Мины ложились в ряды оборонявшихся снова и снова. Раздались стоны первых раненых. Кто-то матерился во весь голос, кто-то стонал и звал на помощь.
– Баклин!.. Баклин! – позвал Андрей.
Пулеметчик откликнулся не сразу. Его сильно присыпало комьями глины, и теперь он с трудом стряхивал с себя липучие, мокрые куски.
– Гады! Пулемет запачкали! – чертыхаясь, ругался он, очищая ствол от желто-бурых ошметков грязи.
– Баклин!.. На той стороне канала видишь рощицу?.. – припадая к биноклю, спросил Аникин.
Танкист, оставив на миг процесс очищения, всмотрелся в позиции немцев.
– Кусты какие-то вроде вижу, товарищ лейтенант… – отозвался он, подтаскивая пулемет ближе к себе. – Далековато… И туман начинает припускать. Видите, как клубится…
– Да, черт его возьми… – согласился Андрей.
Действительно, чем светлее делалось в небе, тем гуще и тяжелее становился белый пар у земли. Рваные клубы тумана стелились вдоль глади канала со стороны реки, заползали на скаты берегов и белесым непроглядным занавесом закрывали обзор.
– Баклин, надо прощупать эту рощу… – быстро произнес Аникин. – Пока совсем не затянуло… Похоже, гады оттуда лупят.
– Сейчас прощупаем… – деловито ответил Слава, вытерев руки о побуревший от грязи комбинезон.

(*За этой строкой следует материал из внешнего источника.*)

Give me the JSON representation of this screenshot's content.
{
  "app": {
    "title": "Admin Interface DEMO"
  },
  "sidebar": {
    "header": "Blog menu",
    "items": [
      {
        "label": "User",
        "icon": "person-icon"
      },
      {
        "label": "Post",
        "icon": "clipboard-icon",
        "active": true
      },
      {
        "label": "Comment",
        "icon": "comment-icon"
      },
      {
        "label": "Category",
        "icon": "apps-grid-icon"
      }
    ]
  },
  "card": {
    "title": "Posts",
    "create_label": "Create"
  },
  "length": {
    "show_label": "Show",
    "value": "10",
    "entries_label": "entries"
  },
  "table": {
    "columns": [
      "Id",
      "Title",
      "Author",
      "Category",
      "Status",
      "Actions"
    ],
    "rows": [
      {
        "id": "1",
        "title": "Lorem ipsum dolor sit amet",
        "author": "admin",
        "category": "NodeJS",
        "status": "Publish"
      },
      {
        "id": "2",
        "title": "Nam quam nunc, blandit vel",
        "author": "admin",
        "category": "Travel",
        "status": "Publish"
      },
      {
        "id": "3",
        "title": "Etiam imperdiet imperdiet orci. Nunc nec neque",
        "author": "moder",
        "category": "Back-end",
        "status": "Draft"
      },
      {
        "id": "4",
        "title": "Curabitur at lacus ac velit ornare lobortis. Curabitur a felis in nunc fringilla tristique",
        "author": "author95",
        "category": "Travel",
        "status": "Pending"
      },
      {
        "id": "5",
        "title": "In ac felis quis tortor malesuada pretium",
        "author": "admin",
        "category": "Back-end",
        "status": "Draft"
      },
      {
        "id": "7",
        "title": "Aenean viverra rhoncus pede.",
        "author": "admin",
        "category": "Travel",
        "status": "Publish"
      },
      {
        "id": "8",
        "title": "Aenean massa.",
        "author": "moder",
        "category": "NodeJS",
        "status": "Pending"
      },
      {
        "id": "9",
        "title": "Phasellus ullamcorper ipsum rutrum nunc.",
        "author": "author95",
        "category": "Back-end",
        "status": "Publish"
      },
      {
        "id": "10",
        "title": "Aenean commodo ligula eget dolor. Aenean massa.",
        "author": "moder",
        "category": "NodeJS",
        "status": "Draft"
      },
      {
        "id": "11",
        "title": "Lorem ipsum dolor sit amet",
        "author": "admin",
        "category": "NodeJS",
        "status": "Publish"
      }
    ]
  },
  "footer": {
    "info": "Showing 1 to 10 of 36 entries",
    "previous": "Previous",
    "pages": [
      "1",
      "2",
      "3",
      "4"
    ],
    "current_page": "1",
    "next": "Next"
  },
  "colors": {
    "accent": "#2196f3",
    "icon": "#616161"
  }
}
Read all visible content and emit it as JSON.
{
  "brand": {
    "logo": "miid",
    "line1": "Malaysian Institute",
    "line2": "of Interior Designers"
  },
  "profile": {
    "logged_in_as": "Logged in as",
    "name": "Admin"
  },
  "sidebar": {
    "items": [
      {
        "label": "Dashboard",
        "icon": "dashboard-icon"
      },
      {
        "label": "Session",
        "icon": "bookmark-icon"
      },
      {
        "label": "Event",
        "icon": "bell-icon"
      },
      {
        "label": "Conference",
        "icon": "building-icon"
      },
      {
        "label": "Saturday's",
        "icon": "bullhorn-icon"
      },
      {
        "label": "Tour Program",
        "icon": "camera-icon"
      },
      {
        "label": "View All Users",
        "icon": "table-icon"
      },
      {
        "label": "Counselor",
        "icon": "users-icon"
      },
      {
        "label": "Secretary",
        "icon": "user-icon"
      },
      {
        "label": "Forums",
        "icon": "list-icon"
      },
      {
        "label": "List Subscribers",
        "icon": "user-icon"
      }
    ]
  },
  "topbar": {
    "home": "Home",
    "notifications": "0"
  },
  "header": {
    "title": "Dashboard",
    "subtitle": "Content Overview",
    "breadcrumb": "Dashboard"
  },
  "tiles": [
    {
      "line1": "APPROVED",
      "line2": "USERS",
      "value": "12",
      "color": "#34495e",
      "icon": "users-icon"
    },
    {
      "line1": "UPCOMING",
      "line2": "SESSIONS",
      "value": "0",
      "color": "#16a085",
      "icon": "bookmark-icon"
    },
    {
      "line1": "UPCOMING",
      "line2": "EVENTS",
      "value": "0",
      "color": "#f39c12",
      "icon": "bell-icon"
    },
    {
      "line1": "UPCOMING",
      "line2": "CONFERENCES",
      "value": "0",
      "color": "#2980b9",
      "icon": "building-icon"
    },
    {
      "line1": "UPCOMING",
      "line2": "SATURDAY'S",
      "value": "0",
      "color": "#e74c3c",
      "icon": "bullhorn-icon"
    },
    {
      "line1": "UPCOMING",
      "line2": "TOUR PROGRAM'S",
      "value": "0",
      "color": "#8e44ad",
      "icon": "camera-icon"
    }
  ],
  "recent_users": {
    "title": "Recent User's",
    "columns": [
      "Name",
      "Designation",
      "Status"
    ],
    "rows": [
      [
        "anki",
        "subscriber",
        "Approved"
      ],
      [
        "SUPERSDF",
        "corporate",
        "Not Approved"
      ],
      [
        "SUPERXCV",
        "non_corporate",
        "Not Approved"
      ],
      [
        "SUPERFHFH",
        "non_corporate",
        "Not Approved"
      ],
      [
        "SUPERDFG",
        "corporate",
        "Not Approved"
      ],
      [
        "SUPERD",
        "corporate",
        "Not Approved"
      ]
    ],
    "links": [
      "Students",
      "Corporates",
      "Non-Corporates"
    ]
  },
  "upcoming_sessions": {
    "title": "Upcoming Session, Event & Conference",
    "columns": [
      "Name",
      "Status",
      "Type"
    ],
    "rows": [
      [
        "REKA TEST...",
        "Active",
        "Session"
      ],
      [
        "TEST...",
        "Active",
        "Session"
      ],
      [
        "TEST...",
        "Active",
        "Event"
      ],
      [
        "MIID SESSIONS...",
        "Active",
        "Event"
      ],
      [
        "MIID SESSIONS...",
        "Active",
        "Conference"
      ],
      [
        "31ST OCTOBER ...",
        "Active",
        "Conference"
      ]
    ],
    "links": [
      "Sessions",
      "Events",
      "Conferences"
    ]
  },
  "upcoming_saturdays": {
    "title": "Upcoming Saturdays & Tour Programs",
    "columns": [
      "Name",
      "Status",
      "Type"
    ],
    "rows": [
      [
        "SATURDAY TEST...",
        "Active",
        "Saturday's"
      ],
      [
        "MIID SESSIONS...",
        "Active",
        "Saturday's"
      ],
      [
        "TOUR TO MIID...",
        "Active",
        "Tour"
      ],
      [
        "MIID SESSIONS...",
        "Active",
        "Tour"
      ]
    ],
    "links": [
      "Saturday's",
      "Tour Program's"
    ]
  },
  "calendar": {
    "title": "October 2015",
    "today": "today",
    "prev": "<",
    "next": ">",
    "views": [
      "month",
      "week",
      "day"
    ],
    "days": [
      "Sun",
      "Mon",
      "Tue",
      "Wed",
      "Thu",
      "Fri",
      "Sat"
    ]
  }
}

Правой рукой Баклин стянул танкистский шлем со своей головы и четким и быстрым движением подсунул его под ствол пулемета. Он сделал это после того, как в очередной раз попытался выдвинуть сошки. Но их у «дегтяря», свинченного и извлеченного из танка, заклинило намертво.
– Сейчас… – повторил он, выставляя планку прицела и припав к прикладу щекой. Бритый верх головы Баклина, до последней секунды упрятанный под шлем, теперь выделялся неестественной белизной. По лбу и щекам проходила четкая граница, разделявшая пельменно-белый верх лысой кожи черепа и запачканное копотью, сажей и грязью лицо. Баклин весь сосредоточился и сощурился, выцеливая рощицу.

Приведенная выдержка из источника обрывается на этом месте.